You on the other hand are the one "being sure" about how everything will be fine and of course there is no way for you to bring actual evidence because all you have is conjecture. So, given there is no way for you to back up your argument with evidence, the next best thing you can do is to put some Skin In The Game: can you back up with beliefs with actions? Are you willing to take any substantial risk in case your bet doesn't pay off?
> “I do not know what is the real upside on leaving the current practices in academia and education in favor of ‘let the LLM guide you’”
The fact that you think “let the LLM guide you” is the argument I’ve been making tells me everything about how honestly you’ve engaged with it. I’m done here.
And the fact that you only got to shut up after being asked what you are willing to put on the line tells me how devoid of meaning your argument is, no matter what it is.
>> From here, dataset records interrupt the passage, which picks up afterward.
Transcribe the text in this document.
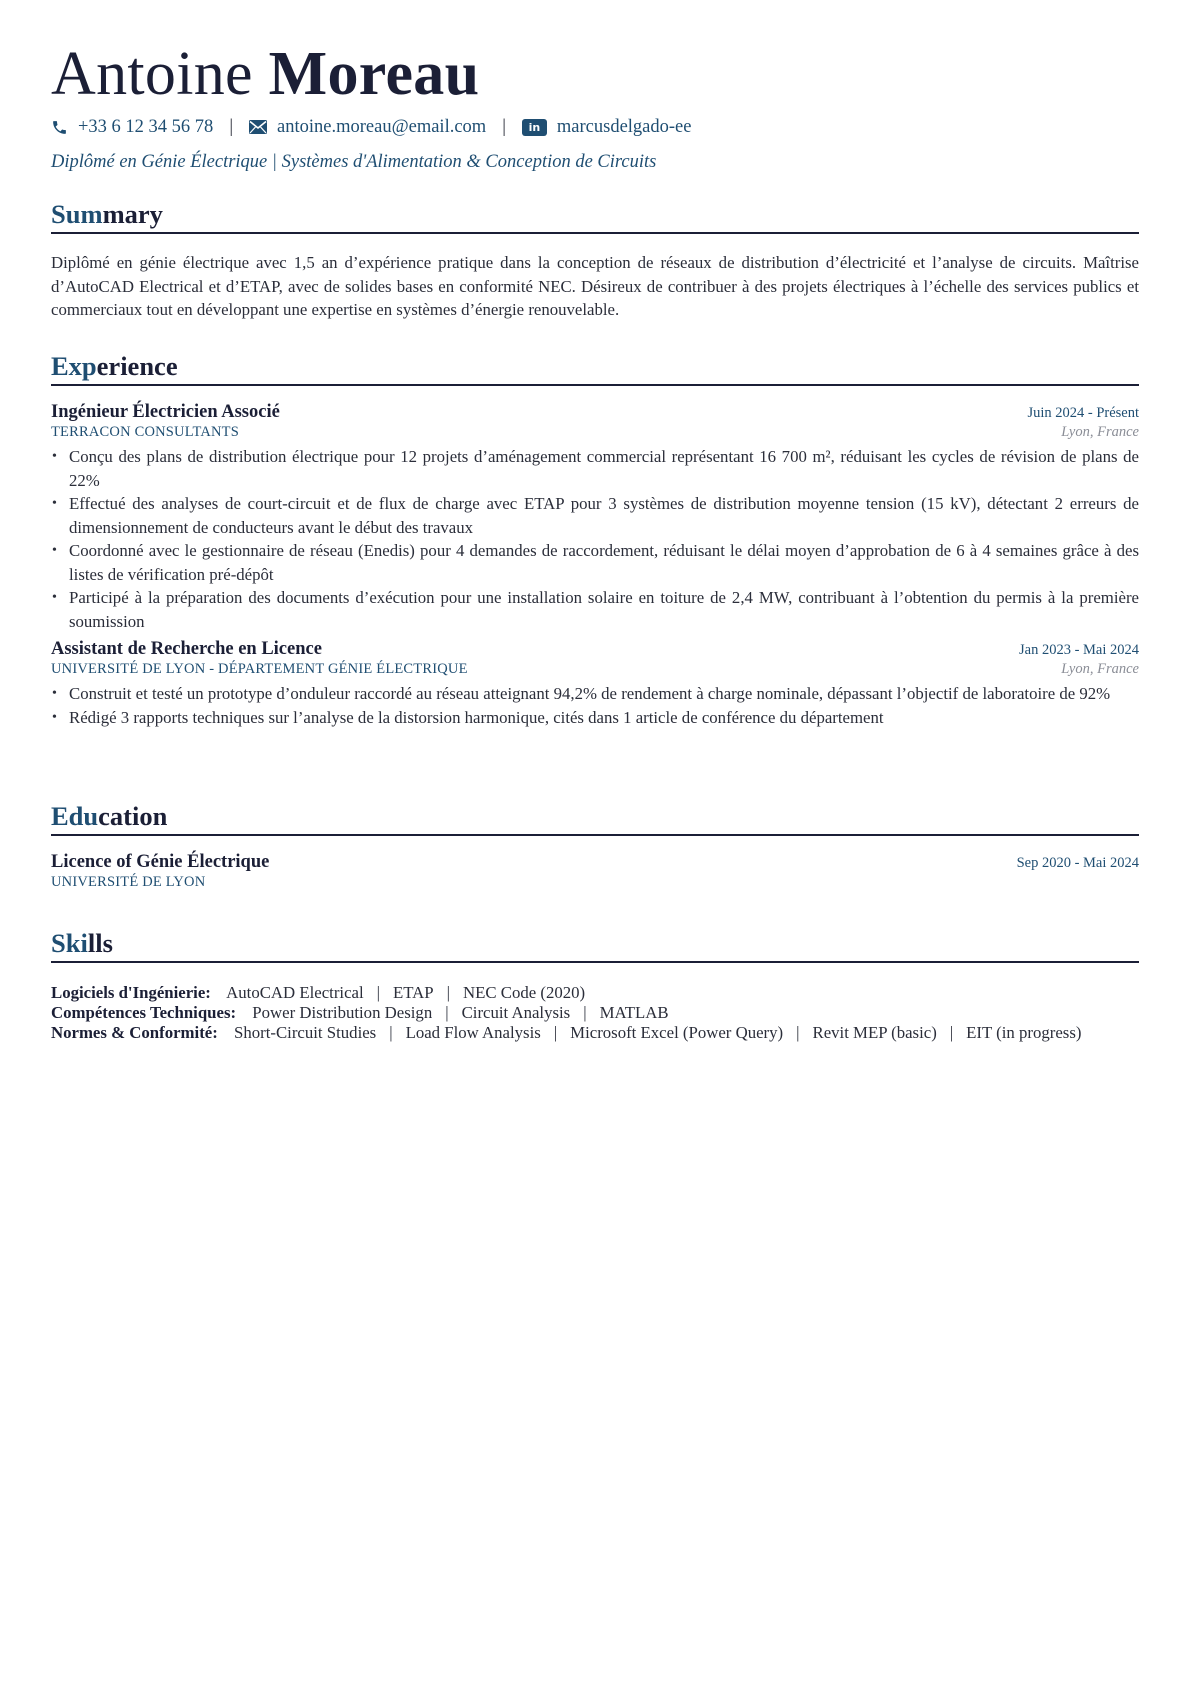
Antoine Moreau
+33 6 12 34 56 78 | antoine.moreau@email.com |	in marcusdelgado-ee
Diplômé en Génie Électrique | Systèmes d'Alimentation & Conception de Circuits
Summary

Diplômé en génie électrique avec 1,5 an d’expérience pratique dans la conception de réseaux de distribution d’électricité et l’analyse de circuits. Maîtrise d’AutoCAD Electrical et d’ETAP, avec de solides bases en conformité NEC. Désireux de contribuer à des projets électriques à l’échelle des services publics et commerciaux tout en développant une expertise en systèmes d’énergie renouvelable.

Experience
Ingénieur Électricien Associé	Juin 2024 - Présent
TERRACON CONSULTANTS	Lyon, France
• Conçu des plans de distribution électrique pour 12 projets d’aménagement commercial représentant 16 700 m², réduisant les cycles de révision de plans de 22%
• Effectué des analyses de court-circuit et de flux de charge avec ETAP pour 3 systèmes de distribution moyenne tension (15 kV), détectant 2 erreurs de dimensionnement de conducteurs avant le début des travaux
• Coordonné avec le gestionnaire de réseau (Enedis) pour 4 demandes de raccordement, réduisant le délai moyen d’approbation de 6 à 4 semaines grâce à des listes de vérification pré-dépôt
• Participé à la préparation des documents d’exécution pour une installation solaire en toiture de 2,4 MW, contribuant à l’obtention du permis à la première soumission
Assistant de Recherche en Licence	Jan 2023 - Mai 2024
UNIVERSITÉ DE LYON - DÉPARTEMENT GÉNIE ÉLECTRIQUE	Lyon, France
• Construit et testé un prototype d’onduleur raccordé au réseau atteignant 94,2% de rendement à charge nominale, dépassant l’objectif de laboratoire de 92%
• Rédigé 3 rapports techniques sur l’analyse de la distorsion harmonique, cités dans 1 article de conférence du département
Education
Licence of Génie Électrique	Sep 2020 - Mai 2024
UNIVERSITÉ DE LYON
Skills
Logiciels d'Ingénierie: AutoCAD Electrical | ETAP | NEC Code (2020)
Compétences Techniques: Power Distribution Design | Circuit Analysis | MATLAB
Normes & Conformité: Short-Circuit Studies | Load Flow Analysis | Microsoft Excel (Power Query) | Revit MEP (basic) | EIT (in progress)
Being unable or unwilling to grasp how to use an LLM without delegating your entire thinking to it sounds like a you problem. Perhaps one day you can try engaging in some epistemic thought exercises, that might help. In more ways than just this, too.
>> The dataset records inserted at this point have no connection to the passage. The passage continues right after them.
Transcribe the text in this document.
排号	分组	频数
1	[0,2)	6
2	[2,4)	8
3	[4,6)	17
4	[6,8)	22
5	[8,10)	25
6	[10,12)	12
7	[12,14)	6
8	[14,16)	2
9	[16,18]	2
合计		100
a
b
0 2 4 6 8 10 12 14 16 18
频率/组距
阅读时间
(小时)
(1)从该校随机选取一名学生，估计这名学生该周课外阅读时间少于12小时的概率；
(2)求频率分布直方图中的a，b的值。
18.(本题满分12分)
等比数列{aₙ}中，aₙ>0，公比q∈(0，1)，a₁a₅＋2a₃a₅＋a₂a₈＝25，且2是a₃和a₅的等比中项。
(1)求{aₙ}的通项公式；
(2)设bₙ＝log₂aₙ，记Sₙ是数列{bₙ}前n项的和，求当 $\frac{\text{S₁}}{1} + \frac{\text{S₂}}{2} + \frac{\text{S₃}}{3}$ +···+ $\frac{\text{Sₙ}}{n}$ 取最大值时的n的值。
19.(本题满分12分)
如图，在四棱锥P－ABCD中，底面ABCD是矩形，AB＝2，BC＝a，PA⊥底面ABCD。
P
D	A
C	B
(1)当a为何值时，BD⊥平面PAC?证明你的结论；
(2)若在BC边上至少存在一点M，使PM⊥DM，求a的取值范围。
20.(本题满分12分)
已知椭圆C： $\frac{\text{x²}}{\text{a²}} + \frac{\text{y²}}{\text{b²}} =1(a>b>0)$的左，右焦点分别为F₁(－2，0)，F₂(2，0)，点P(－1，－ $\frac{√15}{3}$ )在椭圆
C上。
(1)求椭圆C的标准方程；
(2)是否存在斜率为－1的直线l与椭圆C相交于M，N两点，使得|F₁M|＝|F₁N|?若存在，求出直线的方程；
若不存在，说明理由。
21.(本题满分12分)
I feel like people tend to forget that among the many things LLMs can do these days, “using a search engine” is among them. In fact, they use them better than the majority of people do!
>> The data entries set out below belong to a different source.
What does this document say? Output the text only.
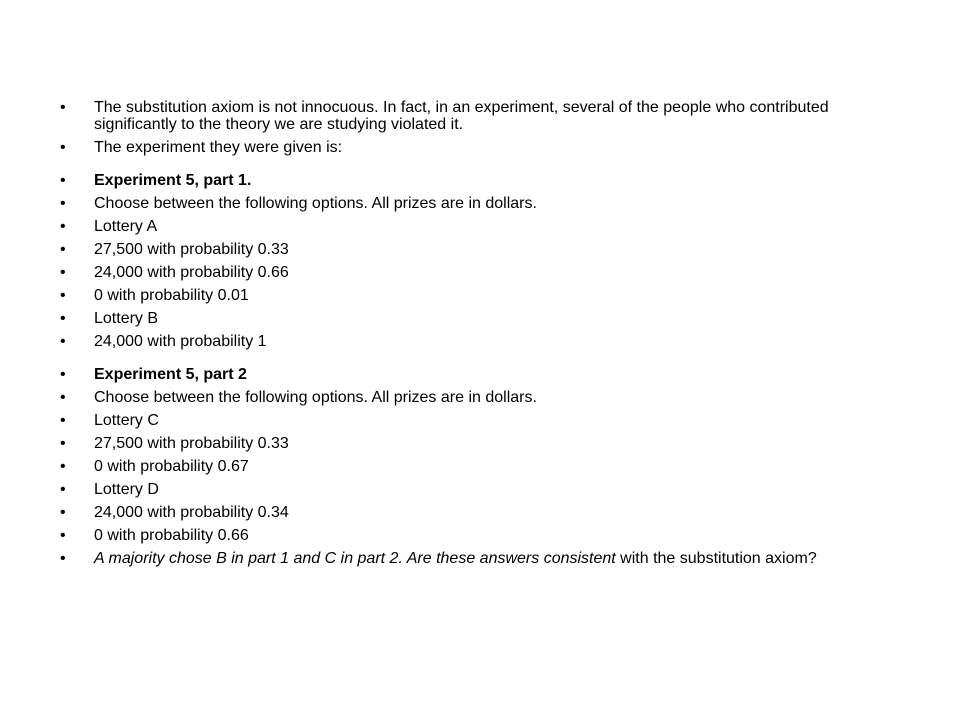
• The substitution axiom is not innocuous. In fact, in an experiment, several of the people who contributed significantly to the theory we are studying violated it.
• The experiment they were given is:
• Experiment 5, part 1.
• Choose between the following options. All prizes are in dollars.
• Lottery A
• 27,500 with probability 0.33
• 24,000 with probability 0.66
• 0 with probability 0.01
• Lottery B
• 24,000 with probability 1
• Experiment 5, part 2
• Choose between the following options. All prizes are in dollars.
• Lottery C
• 27,500 with probability 0.33
• 0 with probability 0.67
• Lottery D
• 24,000 with probability 0.34
• 0 with probability 0.66
• A majority chose B in part 1 and C in part 2. Are these answers consistent with the substitution axiom?
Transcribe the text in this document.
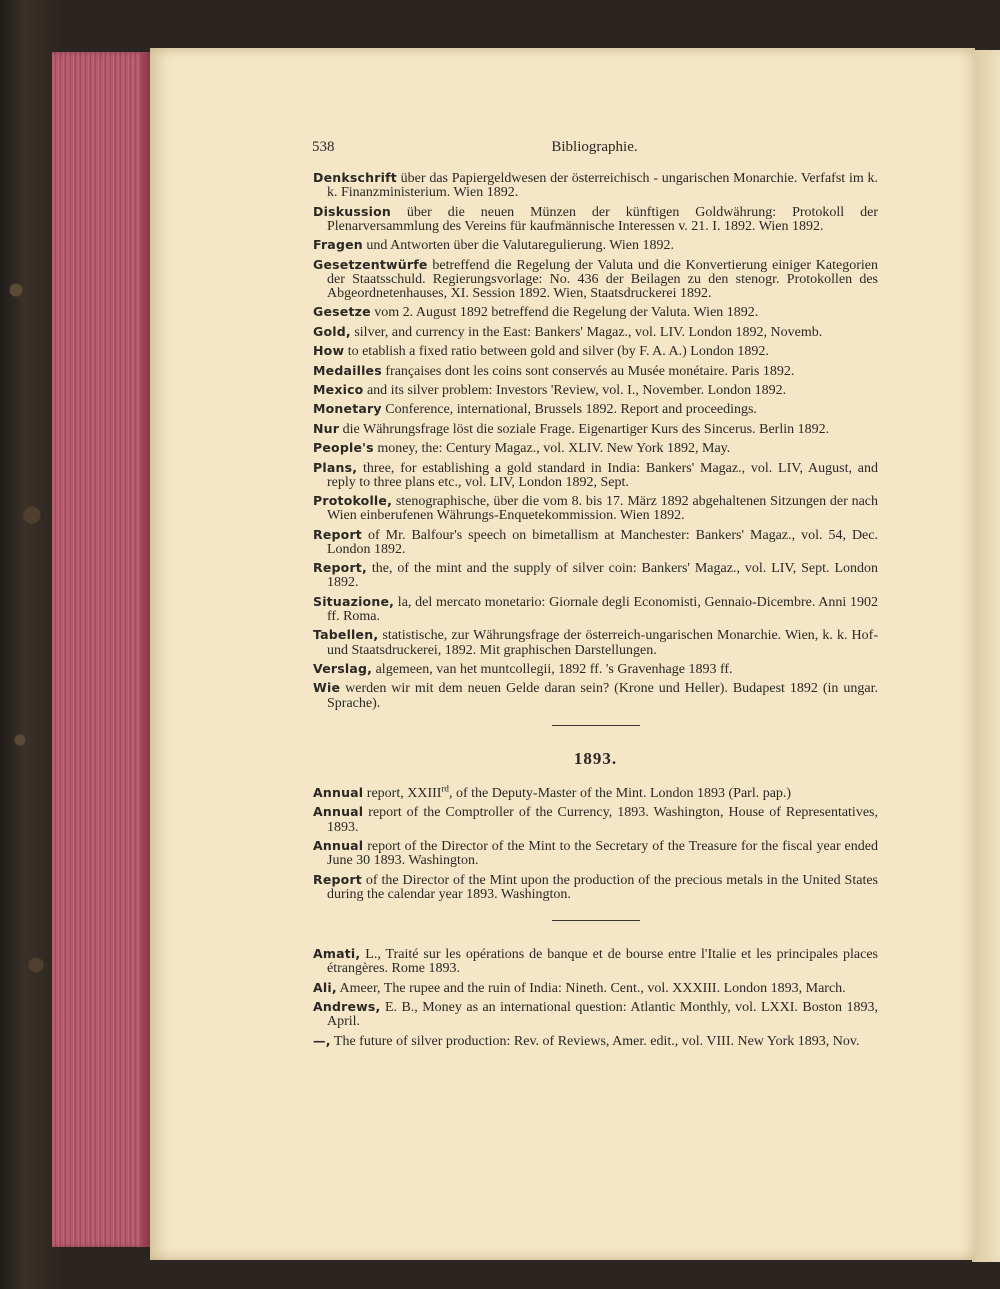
538	Bibliographie.
Denkschrift über das Papiergeldwesen der österreichisch - ungarischen Monarchie. Verfafst im k. k. Finanzministerium. Wien 1892.
Diskussion über die neuen Münzen der künftigen Goldwährung: Protokoll der Plenarversammlung des Vereins für kaufmännische Interessen v. 21. I. 1892. Wien 1892.
Fragen und Antworten über die Valutaregulierung. Wien 1892.
Gesetzentwürfe betreffend die Regelung der Valuta und die Konvertierung einiger Kategorien der Staatsschuld. Regierungsvorlage: No. 436 der Beilagen zu den stenogr. Protokollen des Abgeordnetenhauses, XI. Session 1892. Wien, Staatsdruckerei 1892.
Gesetze vom 2. August 1892 betreffend die Regelung der Valuta. Wien 1892.
Gold, silver, and currency in the East: Bankers' Magaz., vol. LIV. London 1892, Novemb.
How to etablish a fixed ratio between gold and silver (by F. A. A.) London 1892.
Medailles françaises dont les coins sont conservés au Musée monétaire. Paris 1892.
Mexico and its silver problem: Investors 'Review, vol. I., November. London 1892.
Monetary Conference, international, Brussels 1892. Report and proceedings.
Nur die Währungsfrage löst die soziale Frage. Eigenartiger Kurs des Sincerus. Berlin 1892.
People's money, the: Century Magaz., vol. XLIV. New York 1892, May.
Plans, three, for establishing a gold standard in India: Bankers' Magaz., vol. LIV, August, and reply to three plans etc., vol. LIV, London 1892, Sept.
Protokolle, stenographische, über die vom 8. bis 17. März 1892 abgehaltenen Sitzungen der nach Wien einberufenen Währungs-Enquetekommission. Wien 1892.
Report of Mr. Balfour's speech on bimetallism at Manchester: Bankers' Magaz., vol. 54, Dec. London 1892.
Report, the, of the mint and the supply of silver coin: Bankers' Magaz., vol. LIV, Sept. London 1892.
Situazione, la, del mercato monetario: Giornale degli Economisti, Gennaio-Dicembre. Anni 1902 ff. Roma.
Tabellen, statistische, zur Währungsfrage der österreich-ungarischen Monarchie. Wien, k. k. Hof- und Staatsdruckerei, 1892. Mit graphischen Darstellungen.
Verslag, algemeen, van het muntcollegii, 1892 ff. 's Gravenhage 1893 ff.
Wie werden wir mit dem neuen Gelde daran sein? (Krone und Heller). Budapest 1892 (in ungar. Sprache).
1893.
Annual report, XXIIIrd, of the Deputy-Master of the Mint. London 1893 (Parl. pap.)
Annual report of the Comptroller of the Currency, 1893. Washington, House of Representatives, 1893.
Annual report of the Director of the Mint to the Secretary of the Treasure for the fiscal year ended June 30 1893. Washington.
Report of the Director of the Mint upon the production of the precious metals in the United States during the calendar year 1893. Washington.
Amati, L., Traité sur les opérations de banque et de bourse entre l'Italie et les principales places étrangères. Rome 1893.
Ali, Ameer, The rupee and the ruin of India: Nineth. Cent., vol. XXXIII. London 1893, March.
Andrews, E. B., Money as an international question: Atlantic Monthly, vol. LXXI. Boston 1893, April.
—, The future of silver production: Rev. of Reviews, Amer. edit., vol. VIII. New York 1893, Nov.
The conversation people think they’re having here and the conversation that actually needs to be had are two entirely different conversations.
> I don’t know about you, but I wasn’t allowed to use calculators in my calculus classes precisely to learn the concepts properly. “Calculators are for those who know how to do it by hand” was something I heard a lot from my professors.
Suppose I never learned how to derive a function. I don’t even know what a function is. I have no idea how to do make one, write one, or what it even does. So I start gathering knowledge:
- A function is some math that allows you to draw a picture of how a number develops if you do that math on it.
- A derivative is a function that you feed a function and a number into, and then it tells you something about what that function is doing to that number at that number.
- “What it’s doing” specifically means not the result of the math for that particular number, but the results for the immediate other numbers behind and in front of it.
- This can tell us about how the function works.
Now I go tell ClaudeGPTimini “hey, can you derive f(x) at 5 so that we can figure out where it came from and where it goes from there?”, and it gives me a result.
I’ve now ostensibly understood what a derivative does and what it’s used for, yet I have zero idea how to mathematically do it. Does that make any results I gain from this intuitive understanding any less valuable?
What I’ll give you is this: if I knew exactly how the math worked, then it would be far easier for me to instantly spot any errors ClaudeGPTimini produced. And the understanding of functions and derivatives outlined above may be simplistic in some places (intentionally so), in ways that may break it in certain edge cases. But that only matters if I take its output at face value. If I get a general understanding of something and run a test with it, I’ll generally have some sort of hypothesis of what kind of result I’m expecting, given that my understanding is correct. If I know that a lot of unknown unknowns exist around a thing I’m working with, then I also know that unexpected results, as well as expected ones, require more thorough verification. Science is what happens when you expect something, test something, and get a result - expected OR unexpected - and then systematically rule out that anything other than the thing you’re testing has had an effect on that result.
This is not a problem with LLMs. It’s a thing we should’ve started teaching in schools decades ago: how to understand that there are things you don’t understand. In my view, the vast majority of problems plaguing us as a species lies in this fundamental thing that far too many people are just never taught the concept of.